All of the possible symptoms of a typical traumatic brain injury have the potential to be severely debilitating. But of all the side effects of a TBI, perhaps the most serious and life-changing is reduced cognition. Our ability to think clearly and understand the world around us is one of the most important parts of most people’s self-identity. The sudden loss or reduction of cognition can be devastating.

Cognition is defined as the act of knowing or thinking. Aspects of human cognition include:

  • Attention and concentration
  • Processing and understanding information
  • Memory
  • Communication
  • Planning and organization skills
  • Reasoning, problem-solving and decision-making
  • Impulse control

We use a mix of these skills every day. An accident that limits a person’s cognitive abilities can prevent him or her from working, raising a family, and living independently. For instance, a damaged ability to pay attention or multitask can make finishing work projects impossible, and make long conversations very difficult.

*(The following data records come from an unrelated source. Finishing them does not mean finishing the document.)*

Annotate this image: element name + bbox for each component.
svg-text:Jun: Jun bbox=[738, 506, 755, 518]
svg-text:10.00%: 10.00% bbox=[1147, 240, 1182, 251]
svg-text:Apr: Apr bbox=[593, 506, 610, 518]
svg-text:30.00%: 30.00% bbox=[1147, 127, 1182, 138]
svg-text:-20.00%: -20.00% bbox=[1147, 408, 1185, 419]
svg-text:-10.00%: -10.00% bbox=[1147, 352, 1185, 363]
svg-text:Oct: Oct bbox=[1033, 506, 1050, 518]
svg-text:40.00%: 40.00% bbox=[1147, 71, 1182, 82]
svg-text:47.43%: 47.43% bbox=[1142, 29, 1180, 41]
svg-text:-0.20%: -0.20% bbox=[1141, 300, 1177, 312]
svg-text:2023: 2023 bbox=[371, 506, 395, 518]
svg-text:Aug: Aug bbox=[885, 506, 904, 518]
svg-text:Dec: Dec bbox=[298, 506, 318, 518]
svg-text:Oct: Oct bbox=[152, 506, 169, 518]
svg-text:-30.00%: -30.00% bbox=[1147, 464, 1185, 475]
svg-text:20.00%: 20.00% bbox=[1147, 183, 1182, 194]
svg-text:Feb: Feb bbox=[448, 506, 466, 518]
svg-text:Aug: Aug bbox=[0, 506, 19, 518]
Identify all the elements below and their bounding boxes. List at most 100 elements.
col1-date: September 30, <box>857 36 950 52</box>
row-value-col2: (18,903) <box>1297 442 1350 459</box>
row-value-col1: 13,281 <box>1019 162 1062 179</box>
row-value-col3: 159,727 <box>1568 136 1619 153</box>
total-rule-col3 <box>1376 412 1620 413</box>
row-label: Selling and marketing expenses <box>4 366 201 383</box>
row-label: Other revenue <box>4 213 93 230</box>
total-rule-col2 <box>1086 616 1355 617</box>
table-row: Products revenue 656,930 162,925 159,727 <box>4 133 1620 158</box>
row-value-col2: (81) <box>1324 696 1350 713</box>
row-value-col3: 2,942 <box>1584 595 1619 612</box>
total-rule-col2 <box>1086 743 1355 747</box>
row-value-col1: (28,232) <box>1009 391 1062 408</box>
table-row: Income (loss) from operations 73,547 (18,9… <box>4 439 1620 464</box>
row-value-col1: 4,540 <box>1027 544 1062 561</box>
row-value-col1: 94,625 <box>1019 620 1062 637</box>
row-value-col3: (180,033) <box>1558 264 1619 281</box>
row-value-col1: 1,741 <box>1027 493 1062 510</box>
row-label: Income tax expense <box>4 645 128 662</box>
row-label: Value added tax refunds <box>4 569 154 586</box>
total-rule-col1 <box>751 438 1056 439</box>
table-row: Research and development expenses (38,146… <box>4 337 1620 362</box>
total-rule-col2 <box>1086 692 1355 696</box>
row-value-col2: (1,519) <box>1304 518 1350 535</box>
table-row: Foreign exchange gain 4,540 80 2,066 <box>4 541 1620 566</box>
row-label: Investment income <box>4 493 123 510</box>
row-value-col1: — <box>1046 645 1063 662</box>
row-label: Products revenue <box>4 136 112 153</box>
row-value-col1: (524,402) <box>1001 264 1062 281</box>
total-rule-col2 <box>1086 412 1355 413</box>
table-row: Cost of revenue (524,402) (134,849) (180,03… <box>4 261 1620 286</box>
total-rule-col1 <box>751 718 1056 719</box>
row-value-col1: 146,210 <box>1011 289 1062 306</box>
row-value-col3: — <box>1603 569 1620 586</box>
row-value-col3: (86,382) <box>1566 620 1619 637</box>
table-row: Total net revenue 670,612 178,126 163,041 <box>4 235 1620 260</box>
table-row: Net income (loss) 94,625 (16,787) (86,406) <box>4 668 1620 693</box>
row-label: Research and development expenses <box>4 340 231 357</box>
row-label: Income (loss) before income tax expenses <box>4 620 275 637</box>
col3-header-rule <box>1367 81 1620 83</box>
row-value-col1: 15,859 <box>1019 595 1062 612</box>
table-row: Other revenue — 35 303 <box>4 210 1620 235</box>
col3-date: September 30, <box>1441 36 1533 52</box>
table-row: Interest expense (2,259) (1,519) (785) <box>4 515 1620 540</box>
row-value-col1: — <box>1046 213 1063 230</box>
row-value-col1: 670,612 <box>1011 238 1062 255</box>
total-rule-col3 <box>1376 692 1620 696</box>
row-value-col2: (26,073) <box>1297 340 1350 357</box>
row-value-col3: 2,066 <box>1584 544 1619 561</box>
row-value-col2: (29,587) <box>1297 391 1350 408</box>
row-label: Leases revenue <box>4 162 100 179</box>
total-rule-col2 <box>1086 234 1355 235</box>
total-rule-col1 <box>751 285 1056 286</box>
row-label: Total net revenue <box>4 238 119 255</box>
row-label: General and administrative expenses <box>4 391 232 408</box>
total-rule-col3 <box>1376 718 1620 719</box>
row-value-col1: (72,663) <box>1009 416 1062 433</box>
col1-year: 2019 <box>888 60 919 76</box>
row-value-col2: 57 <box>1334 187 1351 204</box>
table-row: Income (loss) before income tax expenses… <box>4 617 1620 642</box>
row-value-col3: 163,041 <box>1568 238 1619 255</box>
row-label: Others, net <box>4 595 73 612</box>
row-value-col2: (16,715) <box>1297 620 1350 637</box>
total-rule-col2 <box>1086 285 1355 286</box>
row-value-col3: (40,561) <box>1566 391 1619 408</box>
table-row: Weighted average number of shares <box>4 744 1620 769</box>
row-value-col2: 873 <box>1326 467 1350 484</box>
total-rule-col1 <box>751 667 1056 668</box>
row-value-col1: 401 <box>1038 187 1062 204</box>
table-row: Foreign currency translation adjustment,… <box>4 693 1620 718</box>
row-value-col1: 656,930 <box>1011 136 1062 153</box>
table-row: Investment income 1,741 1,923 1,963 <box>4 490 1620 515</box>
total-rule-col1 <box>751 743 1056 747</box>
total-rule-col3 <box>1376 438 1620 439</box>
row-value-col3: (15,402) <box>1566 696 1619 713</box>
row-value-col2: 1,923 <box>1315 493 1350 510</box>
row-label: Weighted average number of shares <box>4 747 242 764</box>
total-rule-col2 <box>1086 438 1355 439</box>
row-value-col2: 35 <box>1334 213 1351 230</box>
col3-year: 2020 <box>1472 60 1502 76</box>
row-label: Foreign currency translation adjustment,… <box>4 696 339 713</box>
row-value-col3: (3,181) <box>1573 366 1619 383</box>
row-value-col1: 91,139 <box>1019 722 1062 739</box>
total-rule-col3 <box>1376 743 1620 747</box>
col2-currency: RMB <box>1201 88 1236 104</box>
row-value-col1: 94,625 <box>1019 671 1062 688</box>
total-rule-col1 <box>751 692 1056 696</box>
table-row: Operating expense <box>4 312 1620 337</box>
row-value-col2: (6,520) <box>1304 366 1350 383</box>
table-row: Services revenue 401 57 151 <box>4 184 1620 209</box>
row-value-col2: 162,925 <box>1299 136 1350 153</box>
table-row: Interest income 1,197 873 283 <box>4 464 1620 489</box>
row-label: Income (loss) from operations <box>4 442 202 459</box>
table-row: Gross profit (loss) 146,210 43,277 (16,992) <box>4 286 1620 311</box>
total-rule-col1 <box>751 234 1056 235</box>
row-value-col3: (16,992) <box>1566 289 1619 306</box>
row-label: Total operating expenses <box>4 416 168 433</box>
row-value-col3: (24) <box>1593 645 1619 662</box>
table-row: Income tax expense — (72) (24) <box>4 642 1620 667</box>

Meanwhile, the victim may also be dealing with problems processing and/or understanding information. It may take them longer to get what someone is saying to them, or struggle to comprehend something they are reading. Other victims find their TBI has robbed them of the ability to speak clearly. They may have a hard time finding the right word, or may be unable to express their thoughts in an organized manner.

The world can become a confusing, alien place after a TBI. Medical treatment and rehabilitation may be able to help, but many people are permanently disabled by brain trauma. Some head injuries are unavoidable, but others happen because someone acted negligently. Brain injuries caused by negligence should not leave the victim high and dry financially.